URL = http://www.jordiclaramonte.blogspot.com

Auto-Bio

"My name is Jordi Claramonte. I was born and grew up in Vila-real, one of the most absurd towns in the province of Castellón. I studied Philosophy at the UNED and Electricity at a vocational school for students who had failed their regular courses. I’m pretty good at electricity.

While I started on the Long March of my doctorate, I found out about “insumisión” (refusal to do military service), which kept me away from academic circles for many years but brought me into spaces for experimentation where artistic and deeply structured political issues were closely related.

Two friends and I organized "La Fiambrera Obrera" (The Workingman’s Lunchbox), a small group that, over the years, gave us some trouble and the pains of a part of Spanish society that seemed, at that time, to be discovering the possibilities of real estate speculation in the old sections of cities. The first block of La Fiambrera’s works is from that period: www.sindominio.net/fiambrera

Then came anti-globalization, the Agencies, a child, sccpp.org, another child, yomango.org, my thesis, and a hard-to-calculate number of trees.
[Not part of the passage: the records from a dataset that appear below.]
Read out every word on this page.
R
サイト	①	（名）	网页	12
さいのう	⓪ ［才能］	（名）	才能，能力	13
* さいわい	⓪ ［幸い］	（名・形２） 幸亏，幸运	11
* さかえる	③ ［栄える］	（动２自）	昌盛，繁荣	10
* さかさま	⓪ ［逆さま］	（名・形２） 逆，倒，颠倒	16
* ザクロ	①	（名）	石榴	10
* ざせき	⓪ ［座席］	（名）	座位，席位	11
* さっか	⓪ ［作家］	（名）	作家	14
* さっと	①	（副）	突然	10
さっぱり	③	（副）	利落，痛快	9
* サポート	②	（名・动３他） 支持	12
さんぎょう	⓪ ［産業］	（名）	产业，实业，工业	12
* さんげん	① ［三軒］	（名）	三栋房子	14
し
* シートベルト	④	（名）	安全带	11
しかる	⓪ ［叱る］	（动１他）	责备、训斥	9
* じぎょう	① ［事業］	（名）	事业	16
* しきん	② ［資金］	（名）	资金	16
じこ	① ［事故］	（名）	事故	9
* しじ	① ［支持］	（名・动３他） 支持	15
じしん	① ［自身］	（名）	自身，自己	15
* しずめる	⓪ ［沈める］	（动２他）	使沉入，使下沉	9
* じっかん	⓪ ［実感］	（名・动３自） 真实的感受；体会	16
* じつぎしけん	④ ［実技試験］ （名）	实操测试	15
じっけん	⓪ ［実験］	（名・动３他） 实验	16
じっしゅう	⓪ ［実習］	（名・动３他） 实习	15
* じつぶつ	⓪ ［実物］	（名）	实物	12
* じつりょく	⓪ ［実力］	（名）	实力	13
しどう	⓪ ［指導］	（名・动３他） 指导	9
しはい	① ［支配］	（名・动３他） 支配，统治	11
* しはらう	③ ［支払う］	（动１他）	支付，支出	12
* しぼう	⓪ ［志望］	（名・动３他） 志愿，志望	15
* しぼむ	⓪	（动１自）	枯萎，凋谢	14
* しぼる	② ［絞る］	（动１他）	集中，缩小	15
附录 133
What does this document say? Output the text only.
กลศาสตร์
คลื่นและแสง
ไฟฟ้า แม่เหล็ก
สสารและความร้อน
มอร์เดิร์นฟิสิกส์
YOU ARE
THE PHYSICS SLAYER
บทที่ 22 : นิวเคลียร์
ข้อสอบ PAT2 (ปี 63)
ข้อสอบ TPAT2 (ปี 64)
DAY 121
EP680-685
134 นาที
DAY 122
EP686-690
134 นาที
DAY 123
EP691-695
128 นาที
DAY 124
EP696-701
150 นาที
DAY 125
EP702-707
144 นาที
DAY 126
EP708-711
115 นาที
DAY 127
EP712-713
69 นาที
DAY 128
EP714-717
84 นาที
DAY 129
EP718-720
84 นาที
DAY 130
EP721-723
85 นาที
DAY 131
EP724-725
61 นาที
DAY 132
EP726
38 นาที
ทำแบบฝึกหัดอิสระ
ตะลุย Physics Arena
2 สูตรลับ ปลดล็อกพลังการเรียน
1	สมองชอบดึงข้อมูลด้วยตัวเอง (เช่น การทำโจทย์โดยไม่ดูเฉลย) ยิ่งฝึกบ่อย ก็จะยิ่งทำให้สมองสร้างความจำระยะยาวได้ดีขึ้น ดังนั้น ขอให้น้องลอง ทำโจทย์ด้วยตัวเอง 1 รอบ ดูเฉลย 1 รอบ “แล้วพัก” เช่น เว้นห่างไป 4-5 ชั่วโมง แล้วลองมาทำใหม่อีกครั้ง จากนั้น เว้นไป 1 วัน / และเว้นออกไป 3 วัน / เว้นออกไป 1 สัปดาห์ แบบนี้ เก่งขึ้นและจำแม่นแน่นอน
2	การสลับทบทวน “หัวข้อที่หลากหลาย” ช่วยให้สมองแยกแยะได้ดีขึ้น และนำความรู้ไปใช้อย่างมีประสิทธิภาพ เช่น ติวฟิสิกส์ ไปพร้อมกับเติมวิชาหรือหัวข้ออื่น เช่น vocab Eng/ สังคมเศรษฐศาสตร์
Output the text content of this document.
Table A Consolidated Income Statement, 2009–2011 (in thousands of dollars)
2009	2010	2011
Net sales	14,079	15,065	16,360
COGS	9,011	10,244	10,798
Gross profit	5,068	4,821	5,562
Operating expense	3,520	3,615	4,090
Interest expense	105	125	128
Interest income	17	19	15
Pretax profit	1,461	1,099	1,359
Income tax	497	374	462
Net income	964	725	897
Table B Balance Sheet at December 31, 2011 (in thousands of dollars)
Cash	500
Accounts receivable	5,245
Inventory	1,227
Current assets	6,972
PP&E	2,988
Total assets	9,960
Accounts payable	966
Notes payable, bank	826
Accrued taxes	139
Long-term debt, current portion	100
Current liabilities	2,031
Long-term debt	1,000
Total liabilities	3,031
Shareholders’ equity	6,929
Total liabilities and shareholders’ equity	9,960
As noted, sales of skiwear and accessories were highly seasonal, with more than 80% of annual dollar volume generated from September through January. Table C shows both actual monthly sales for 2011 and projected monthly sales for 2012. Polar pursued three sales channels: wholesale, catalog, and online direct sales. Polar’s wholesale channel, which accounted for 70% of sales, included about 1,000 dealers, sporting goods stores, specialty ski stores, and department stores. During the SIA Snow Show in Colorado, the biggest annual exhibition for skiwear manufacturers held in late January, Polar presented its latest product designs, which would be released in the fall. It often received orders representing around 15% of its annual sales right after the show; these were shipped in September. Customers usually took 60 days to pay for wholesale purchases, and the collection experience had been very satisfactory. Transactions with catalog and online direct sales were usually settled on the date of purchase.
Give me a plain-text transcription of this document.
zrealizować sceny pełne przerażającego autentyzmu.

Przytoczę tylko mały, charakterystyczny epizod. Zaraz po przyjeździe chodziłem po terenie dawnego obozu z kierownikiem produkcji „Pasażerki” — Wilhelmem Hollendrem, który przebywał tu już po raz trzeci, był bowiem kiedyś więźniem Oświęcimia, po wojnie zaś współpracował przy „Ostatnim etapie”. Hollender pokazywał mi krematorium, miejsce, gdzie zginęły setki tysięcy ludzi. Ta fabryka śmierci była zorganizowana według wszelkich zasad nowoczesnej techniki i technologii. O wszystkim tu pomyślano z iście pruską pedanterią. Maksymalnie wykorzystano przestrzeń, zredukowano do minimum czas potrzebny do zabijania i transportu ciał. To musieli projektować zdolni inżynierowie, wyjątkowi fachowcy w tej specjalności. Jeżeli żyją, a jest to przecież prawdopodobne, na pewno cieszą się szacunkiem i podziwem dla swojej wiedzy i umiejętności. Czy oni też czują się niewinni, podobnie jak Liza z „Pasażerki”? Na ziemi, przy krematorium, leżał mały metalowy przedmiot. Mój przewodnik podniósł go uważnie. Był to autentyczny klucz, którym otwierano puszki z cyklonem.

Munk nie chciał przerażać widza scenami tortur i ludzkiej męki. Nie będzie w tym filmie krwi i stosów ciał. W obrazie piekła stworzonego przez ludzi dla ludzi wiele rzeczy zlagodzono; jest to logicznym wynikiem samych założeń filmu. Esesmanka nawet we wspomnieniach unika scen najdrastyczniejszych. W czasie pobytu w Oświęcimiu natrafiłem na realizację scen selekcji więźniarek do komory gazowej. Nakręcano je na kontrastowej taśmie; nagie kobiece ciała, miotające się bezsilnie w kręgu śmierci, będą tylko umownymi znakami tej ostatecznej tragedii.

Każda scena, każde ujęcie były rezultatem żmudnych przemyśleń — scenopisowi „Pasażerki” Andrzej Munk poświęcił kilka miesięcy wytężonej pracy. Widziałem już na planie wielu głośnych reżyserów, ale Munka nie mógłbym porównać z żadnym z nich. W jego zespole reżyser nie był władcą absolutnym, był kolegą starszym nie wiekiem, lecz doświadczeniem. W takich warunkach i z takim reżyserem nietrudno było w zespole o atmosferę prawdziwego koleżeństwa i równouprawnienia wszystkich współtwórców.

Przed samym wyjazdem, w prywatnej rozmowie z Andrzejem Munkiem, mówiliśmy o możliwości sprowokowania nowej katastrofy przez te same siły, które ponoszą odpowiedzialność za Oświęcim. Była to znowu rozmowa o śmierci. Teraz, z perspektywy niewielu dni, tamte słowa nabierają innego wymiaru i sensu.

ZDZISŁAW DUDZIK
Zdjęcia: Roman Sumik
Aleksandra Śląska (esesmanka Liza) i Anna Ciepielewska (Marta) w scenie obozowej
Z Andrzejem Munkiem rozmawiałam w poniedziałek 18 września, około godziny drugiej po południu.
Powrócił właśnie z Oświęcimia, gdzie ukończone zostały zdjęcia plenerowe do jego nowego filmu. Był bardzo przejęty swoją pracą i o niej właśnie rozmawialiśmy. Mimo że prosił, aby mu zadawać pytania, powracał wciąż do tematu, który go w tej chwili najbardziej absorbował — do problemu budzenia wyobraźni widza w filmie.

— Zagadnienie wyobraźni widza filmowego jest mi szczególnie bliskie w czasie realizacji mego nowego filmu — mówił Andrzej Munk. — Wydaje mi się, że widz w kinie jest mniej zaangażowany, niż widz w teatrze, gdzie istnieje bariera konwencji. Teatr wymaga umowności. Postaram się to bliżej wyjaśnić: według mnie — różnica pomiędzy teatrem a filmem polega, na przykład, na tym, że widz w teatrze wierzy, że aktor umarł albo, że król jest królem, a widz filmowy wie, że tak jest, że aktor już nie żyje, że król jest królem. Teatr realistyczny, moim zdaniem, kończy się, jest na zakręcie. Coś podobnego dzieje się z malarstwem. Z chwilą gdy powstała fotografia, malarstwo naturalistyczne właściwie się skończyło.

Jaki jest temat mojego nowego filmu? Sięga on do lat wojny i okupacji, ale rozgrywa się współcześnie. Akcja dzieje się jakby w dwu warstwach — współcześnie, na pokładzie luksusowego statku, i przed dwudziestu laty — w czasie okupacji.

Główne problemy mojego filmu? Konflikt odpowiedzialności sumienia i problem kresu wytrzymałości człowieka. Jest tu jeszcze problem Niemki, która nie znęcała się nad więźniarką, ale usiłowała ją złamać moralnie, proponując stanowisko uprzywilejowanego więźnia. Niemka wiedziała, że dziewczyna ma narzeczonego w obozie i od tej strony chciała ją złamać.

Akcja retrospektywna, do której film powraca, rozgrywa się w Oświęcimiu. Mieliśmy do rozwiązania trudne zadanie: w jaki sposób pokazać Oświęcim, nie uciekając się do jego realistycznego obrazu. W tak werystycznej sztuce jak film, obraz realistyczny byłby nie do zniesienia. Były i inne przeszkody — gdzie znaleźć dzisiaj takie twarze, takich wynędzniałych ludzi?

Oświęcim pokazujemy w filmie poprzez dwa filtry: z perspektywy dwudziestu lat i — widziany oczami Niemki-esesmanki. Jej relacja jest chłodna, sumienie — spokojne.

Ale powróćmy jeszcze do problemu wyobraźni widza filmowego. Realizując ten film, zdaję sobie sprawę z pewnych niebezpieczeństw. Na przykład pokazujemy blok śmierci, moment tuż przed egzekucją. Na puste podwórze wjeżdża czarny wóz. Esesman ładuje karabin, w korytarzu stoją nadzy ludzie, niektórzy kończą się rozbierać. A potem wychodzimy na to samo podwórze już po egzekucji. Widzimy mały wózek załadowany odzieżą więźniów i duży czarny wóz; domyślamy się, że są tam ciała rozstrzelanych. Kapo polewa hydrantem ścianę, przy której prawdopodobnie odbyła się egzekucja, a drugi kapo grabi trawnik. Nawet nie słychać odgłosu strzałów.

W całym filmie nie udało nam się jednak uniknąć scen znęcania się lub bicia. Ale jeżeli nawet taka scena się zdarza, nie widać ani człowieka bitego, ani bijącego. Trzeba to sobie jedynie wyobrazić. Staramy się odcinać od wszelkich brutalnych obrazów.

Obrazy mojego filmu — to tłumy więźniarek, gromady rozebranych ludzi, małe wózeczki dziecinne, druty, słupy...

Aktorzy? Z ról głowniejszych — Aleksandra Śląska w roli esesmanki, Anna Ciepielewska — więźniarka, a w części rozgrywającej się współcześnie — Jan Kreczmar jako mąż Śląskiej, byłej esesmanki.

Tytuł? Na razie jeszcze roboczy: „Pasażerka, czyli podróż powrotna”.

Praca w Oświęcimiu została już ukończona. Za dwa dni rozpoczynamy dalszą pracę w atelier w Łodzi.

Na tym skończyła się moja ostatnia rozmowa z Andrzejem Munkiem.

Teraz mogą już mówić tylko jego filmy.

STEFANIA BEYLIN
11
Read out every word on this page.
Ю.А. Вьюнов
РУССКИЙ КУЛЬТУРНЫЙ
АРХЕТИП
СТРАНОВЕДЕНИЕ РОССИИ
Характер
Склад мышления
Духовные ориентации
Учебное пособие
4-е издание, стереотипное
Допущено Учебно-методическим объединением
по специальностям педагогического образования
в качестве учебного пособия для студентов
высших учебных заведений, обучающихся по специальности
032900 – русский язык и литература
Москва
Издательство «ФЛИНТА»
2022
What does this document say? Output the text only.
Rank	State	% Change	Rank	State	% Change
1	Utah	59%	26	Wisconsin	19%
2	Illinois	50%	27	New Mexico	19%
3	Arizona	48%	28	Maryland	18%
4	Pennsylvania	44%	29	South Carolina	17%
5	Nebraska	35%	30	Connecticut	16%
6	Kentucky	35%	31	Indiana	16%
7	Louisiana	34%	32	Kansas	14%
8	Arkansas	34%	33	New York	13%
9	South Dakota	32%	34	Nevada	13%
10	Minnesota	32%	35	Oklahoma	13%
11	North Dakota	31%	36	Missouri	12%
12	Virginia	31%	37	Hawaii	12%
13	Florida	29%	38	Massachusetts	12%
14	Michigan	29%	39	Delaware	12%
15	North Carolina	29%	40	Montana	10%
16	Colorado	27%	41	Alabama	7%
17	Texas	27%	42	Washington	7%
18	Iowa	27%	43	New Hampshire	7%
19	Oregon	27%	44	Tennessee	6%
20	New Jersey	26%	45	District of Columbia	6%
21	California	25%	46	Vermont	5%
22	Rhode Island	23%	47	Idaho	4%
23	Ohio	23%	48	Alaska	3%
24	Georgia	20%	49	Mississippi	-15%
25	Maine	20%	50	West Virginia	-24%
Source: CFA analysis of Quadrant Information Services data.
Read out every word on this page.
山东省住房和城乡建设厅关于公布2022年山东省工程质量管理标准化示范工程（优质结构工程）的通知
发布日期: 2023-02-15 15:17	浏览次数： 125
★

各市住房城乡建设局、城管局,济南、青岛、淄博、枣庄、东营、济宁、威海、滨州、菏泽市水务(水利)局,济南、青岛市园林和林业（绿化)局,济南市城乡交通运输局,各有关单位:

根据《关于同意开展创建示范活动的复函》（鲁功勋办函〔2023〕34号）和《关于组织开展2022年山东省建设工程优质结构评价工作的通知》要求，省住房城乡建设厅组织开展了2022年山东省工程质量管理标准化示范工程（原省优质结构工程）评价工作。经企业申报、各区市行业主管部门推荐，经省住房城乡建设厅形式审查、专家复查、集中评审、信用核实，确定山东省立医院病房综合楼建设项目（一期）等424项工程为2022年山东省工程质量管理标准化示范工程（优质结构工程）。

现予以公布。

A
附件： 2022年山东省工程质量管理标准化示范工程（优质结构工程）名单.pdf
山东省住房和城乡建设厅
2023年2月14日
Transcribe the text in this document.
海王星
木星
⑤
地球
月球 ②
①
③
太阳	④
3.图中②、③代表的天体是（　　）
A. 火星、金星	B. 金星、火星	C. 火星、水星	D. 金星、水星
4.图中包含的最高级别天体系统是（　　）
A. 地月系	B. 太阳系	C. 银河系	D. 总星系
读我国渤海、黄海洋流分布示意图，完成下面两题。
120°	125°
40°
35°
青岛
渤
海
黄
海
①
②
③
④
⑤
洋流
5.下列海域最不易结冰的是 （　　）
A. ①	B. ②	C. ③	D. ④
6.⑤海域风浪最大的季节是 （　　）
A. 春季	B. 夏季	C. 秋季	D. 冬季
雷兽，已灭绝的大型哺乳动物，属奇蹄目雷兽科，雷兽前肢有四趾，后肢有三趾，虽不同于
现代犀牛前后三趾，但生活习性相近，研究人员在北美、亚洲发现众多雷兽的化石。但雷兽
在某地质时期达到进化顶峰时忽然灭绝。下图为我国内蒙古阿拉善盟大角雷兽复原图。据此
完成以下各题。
As far as books, at that time I collaborated in publishing a Manual de la Guerrilla de la Comunicación (Virus, 2000) and I coordinated the publication of "Modos de hacer: arte crítico, esfera pública y acción directa" (Universidad de Salamanca, 2001), an essay collection that attempted to address the statute of political agency contained- in a range of areas- in and around artistic practices.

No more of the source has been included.